Lamech is generally characterized in a poor light in the verses that mention him, highlighting him as viciously murderous.

===Polygamy===

Lamech is the earliest instance of polygamy in the Abrahamic narrative. Biblical verse Genesis 4:19 states

Lamech married two women, one named Adah and the other Zillah.

Lamech is recorded taking on two wives simultaneously.

===Murder===

Furthermore, biblical verse Genesis 4:23-24 states

Lamech said to his wives:

Adah and Zillah, listen to me; wives of Lamech, hear my words.

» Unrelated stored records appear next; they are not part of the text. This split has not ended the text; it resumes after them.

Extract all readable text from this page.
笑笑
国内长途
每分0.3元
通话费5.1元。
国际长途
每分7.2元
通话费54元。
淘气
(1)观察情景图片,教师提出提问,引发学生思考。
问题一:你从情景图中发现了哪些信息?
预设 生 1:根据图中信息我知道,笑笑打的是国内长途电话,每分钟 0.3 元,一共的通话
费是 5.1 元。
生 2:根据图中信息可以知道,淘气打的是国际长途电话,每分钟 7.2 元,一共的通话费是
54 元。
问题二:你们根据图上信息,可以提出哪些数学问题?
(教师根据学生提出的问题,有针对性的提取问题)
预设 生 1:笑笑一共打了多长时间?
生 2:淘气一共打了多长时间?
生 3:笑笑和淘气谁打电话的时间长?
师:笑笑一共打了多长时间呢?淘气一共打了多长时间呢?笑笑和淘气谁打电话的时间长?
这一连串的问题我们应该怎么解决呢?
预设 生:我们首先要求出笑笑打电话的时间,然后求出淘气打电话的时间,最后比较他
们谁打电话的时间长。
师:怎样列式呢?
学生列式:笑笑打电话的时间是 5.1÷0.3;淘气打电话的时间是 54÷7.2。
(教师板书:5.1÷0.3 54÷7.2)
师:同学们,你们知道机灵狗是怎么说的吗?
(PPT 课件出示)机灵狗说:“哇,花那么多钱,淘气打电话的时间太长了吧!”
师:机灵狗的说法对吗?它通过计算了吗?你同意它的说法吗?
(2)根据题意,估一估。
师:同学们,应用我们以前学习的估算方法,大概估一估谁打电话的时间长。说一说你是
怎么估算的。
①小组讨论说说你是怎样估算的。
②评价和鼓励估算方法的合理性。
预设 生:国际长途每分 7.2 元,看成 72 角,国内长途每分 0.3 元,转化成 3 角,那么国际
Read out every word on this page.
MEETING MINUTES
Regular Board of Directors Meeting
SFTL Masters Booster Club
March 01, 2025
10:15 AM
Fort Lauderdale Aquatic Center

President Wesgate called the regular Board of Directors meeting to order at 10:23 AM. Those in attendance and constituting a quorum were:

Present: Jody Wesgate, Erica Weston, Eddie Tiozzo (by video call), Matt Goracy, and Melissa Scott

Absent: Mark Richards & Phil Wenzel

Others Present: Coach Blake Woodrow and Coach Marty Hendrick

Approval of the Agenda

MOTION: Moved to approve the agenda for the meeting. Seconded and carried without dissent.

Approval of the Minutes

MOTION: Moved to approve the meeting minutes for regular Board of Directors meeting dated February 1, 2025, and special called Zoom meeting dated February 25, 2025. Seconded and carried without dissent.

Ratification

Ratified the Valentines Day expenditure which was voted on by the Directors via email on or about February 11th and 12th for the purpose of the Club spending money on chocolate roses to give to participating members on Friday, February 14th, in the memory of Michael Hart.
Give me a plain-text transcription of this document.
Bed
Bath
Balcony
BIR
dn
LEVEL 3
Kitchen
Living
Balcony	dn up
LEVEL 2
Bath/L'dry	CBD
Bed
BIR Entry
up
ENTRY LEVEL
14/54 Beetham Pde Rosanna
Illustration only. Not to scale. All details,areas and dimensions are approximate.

I have killed a man for wounding me, a young man for injuring me.

If Cain is avenged seven times, then Lamech seventy-seven times.

Here Lamech admits to killing a young man in retaliation for striking him. Lamech further boasts of his wrath of vengeance as eleven times worse than Cain's wrath of vengeance.

== Comparative religion ==

The Adam progeny list is comparable to the ancient Mesopotamian tradition of seven pre-flood heroes who originate arts and culture.